You would expect Postgres to delete the rows out of the database at this point. Unfortunately that isn’t what happens. What actually happens is Postgres marks the row as able to be deleted. There are various good reasons for this outlined in the documentation which I won’t go into here, but when an application like Sal is updating and deleting data constantly, the disk usage can skyrocket.
id | machine_id | fact_name | fact_data
---------------------------------------
XX | XX | XXXXXXX | XXXXXXX
02 | 02 | os_vers | 10.13.6
XX | XX | XXXXXX | XXXXXXX
04 | 02 | memory | 4Gb
05 | 01 | os_vers | 10.13.6
06 | 01 | memory | 16GbAs time goes on, these empty tuples will mount up. This is where the database’s maintenance tasks come in. They are supposed to come along and vaccuum the tables, removing these dead tuples.
But unfortunately the defaults are basically useless. I am not going to go in depth about why I chose the following settings - I learned a lot from this post and adjusted their recommendations to meet our needs. My Postgres server is Amazon’s RDS, so the settings are entered in the Parameter Group for the database. If you are running a bare metal install, you will be editing the Postgres configuration. I have added a few notes about why we chose the value we did next to the setting. Our general goal was to have maintenance performed more frequently, so it would take less time as it will have less work to do during each run, and to give the maintenance worker as much resources as possible so it would complete as quickly as possible.

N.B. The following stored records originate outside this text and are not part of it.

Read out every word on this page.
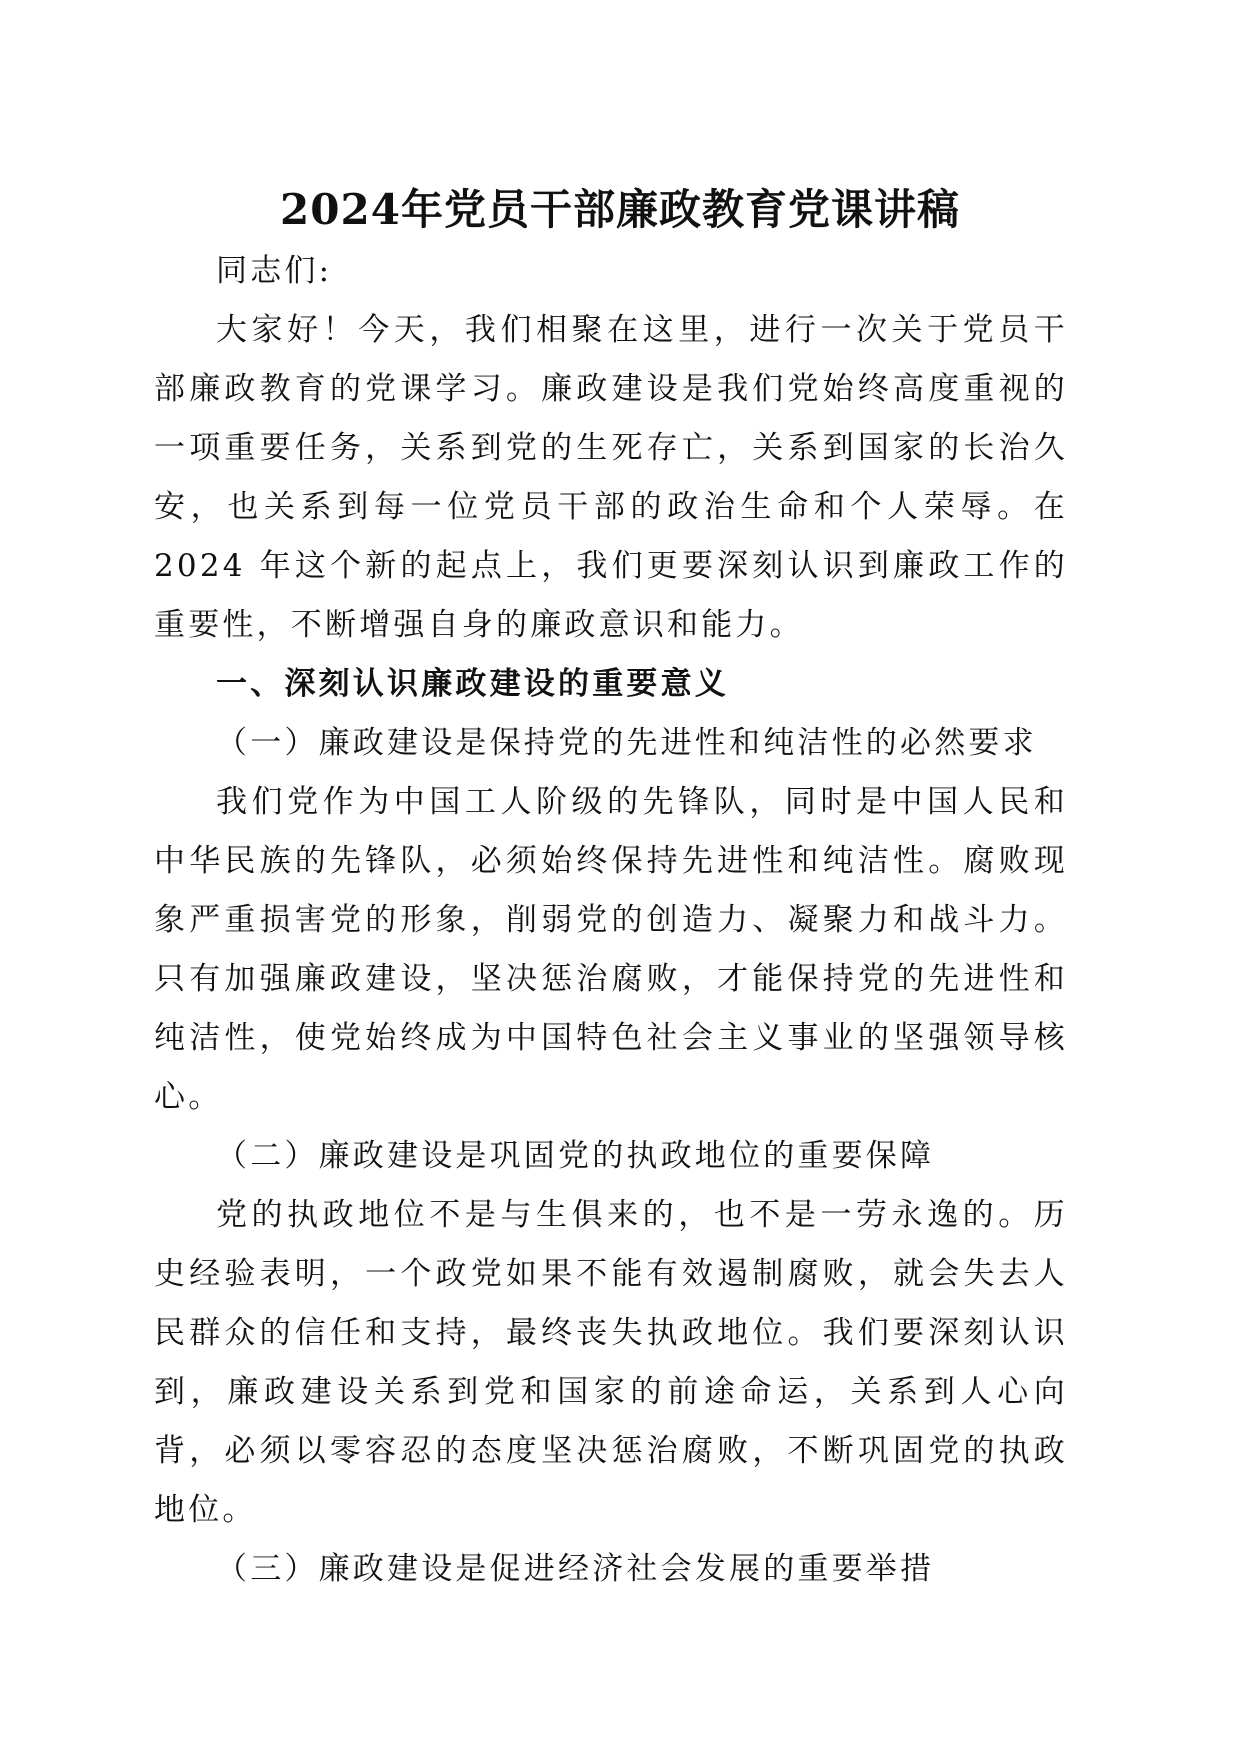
2024年党员干部廉政教育党课讲稿

同志们:

大家好！今天，我们相聚在这里，进行一次关于党员干部廉政教育的党课学习。廉政建设是我们党始终高度重视的一项重要任务，关系到党的生死存亡，关系到国家的长治久安，也关系到每一位党员干部的政治生命和个人荣辱。在 2024 年这个新的起点上，我们更要深刻认识到廉政工作的重要性，不断增强自身的廉政意识和能力。

一、深刻认识廉政建设的重要意义

（一）廉政建设是保持党的先进性和纯洁性的必然要求

我们党作为中国工人阶级的先锋队，同时是中国人民和中华民族的先锋队，必须始终保持先进性和纯洁性。腐败现象严重损害党的形象，削弱党的创造力、凝聚力和战斗力。只有加强廉政建设，坚决惩治腐败，才能保持党的先进性和纯洁性，使党始终成为中国特色社会主义事业的坚强领导核心。

（二）廉政建设是巩固党的执政地位的重要保障

党的执政地位不是与生俱来的，也不是一劳永逸的。历史经验表明，一个政党如果不能有效遏制腐败，就会失去人民群众的信任和支持，最终丧失执政地位。我们要深刻认识到，廉政建设关系到党和国家的前途命运，关系到人心向背，必须以零容忍的态度坚决惩治腐败，不断巩固党的执政地位。

（三）廉政建设是促进经济社会发展的重要举措
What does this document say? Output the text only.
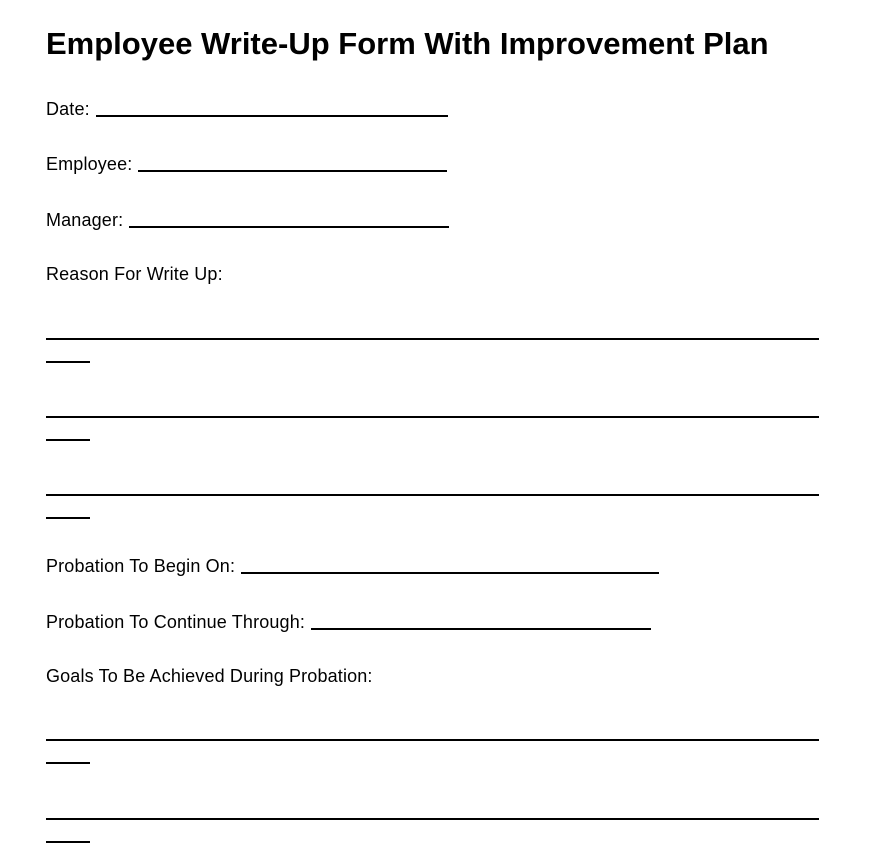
Employee Write-Up Form With Improvement Plan
Date:
Employee:
Manager:
Reason For Write Up:
Probation To Begin On:
Probation To Continue Through:
Goals To Be Achieved During Probation:
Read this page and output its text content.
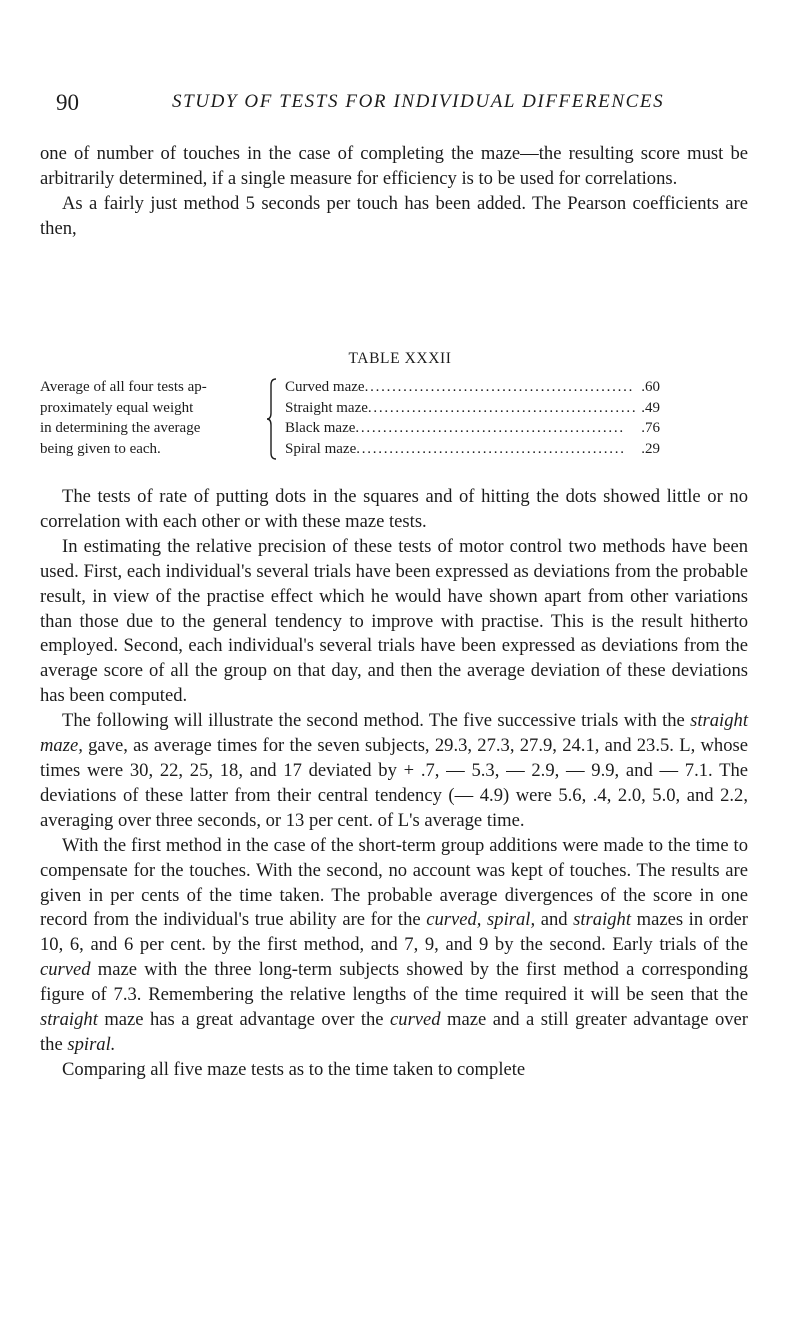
90	STUDY OF TESTS FOR INDIVIDUAL DIFFERENCES

one of number of touches in the case of completing the maze—the resulting score must be arbitrarily determined, if a single measure for efficiency is to be used for correlations.

As a fairly just method 5 seconds per touch has been added. The Pearson coefficients are then,

TABLE XXXII
Average of all four tests ap-
proximately equal weight
in determining the average
being given to each.
Curved maze . . .	.60
Straight maze . . .	.49
Black maze . . .	.76
Spiral maze . . .	.29

The tests of rate of putting dots in the squares and of hitting the dots showed little or no correlation with each other or with these maze tests.

In estimating the relative precision of these tests of motor control two methods have been used. First, each individual's several trials have been expressed as deviations from the probable result, in view of the practise effect which he would have shown apart from other variations than those due to the general tendency to improve with practise. This is the result hitherto employed. Second, each individual's several trials have been expressed as deviations from the average score of all the group on that day, and then the average deviation of these deviations has been computed.

The following will illustrate the second method. The five successive trials with the straight maze, gave, as average times for the seven subjects, 29.3, 27.3, 27.9, 24.1, and 23.5. L, whose times were 30, 22, 25, 18, and 17 deviated by + .7, — 5.3, — 2.9, — 9.9, and — 7.1. The deviations of these latter from their central tendency (— 4.9) were 5.6, .4, 2.0, 5.0, and 2.2, averaging over three seconds, or 13 per cent. of L's average time.

With the first method in the case of the short-term group additions were made to the time to compensate for the touches. With the second, no account was kept of touches. The results are given in per cents of the time taken. The probable average divergences of the score in one record from the individual's true ability are for the curved, spiral, and straight mazes in order 10, 6, and 6 per cent. by the first method, and 7, 9, and 9 by the second. Early trials of the curved maze with the three long-term subjects showed by the first method a corresponding figure of 7.3. Remembering the relative lengths of the time required it will be seen that the straight maze has a great advantage over the curved maze and a still greater advantage over the spiral.

Comparing all five maze tests as to the time taken to complete
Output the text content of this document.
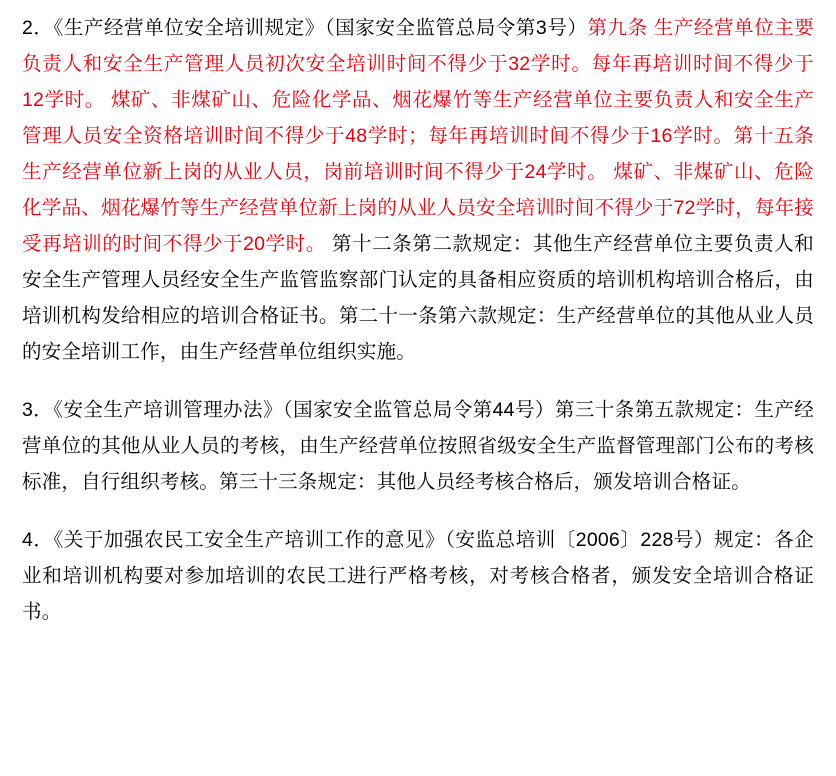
2．《生产经营单位安全培训规定》（国家安全监管总局令第3号）第九条 生产经营单位主要负责人和安全生产管理人员初次安全培训时间不得少于32学时。每年再培训时间不得少于12学时。 煤矿、非煤矿山、危险化学品、烟花爆竹等生产经营单位主要负责人和安全生产管理人员安全资格培训时间不得少于48学时；每年再培训时间不得少于16学时。第十五条 生产经营单位新上岗的从业人员，岗前培训时间不得少于24学时。 煤矿、非煤矿山、危险化学品、烟花爆竹等生产经营单位新上岗的从业人员安全培训时间不得少于72学时，每年接受再培训的时间不得少于20学时。 第十二条第二款规定：其他生产经营单位主要负责人和安全生产管理人员经安全生产监管监察部门认定的具备相应资质的培训机构培训合格后，由培训机构发给相应的培训合格证书。第二十一条第六款规定：生产经营单位的其他从业人员的安全培训工作，由生产经营单位组织实施。

3．《安全生产培训管理办法》（国家安全监管总局令第44号）第三十条第五款规定：生产经营单位的其他从业人员的考核，由生产经营单位按照省级安全生产监督管理部门公布的考核标准，自行组织考核。第三十三条规定：其他人员经考核合格后，颁发培训合格证。

4．《关于加强农民工安全生产培训工作的意见》（安监总培训〔2006〕228号）规定：各企业和培训机构要对参加培训的农民工进行严格考核，对考核合格者，颁发安全培训合格证书。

autovacuum_analyze_scale_factor = 0.01
# This means the 1% of the table needs to change to trigger autovacuum.
autovacuum_max_workers = 1
# The default is 3. We set this to 1 to allow maximum resources for each worker, so it can complete it's work quickly and move onto the next table.
autovacuum_naptime = 30
# The delay between autovacuum runs in seconds. This is half the default - we want autovacuum to run as often as possible.
autovacuum_vacuum_cost_limit = 10000
# The 'cost' of autovacuuming is calculated using several factors (see the article linked for a good explanation) - we want autovacuum to happen as much as possible, so this is high.
autovacuum_vacuum_scale_factor = 0.1
# % of dead tuples to tolerate before triggering an autovacuum
maintenance_work_mem = 10485760
# The amount of memory to assign to mantinenance in Kb. We have assigned ~10Gb, as we have lots of memory on our RDS instance and can spare it. It should be set to the maximum amount of memory you can spare, as the maintenance will run much quicker if it can load more of the table into memory rather than having to read it from disk every time.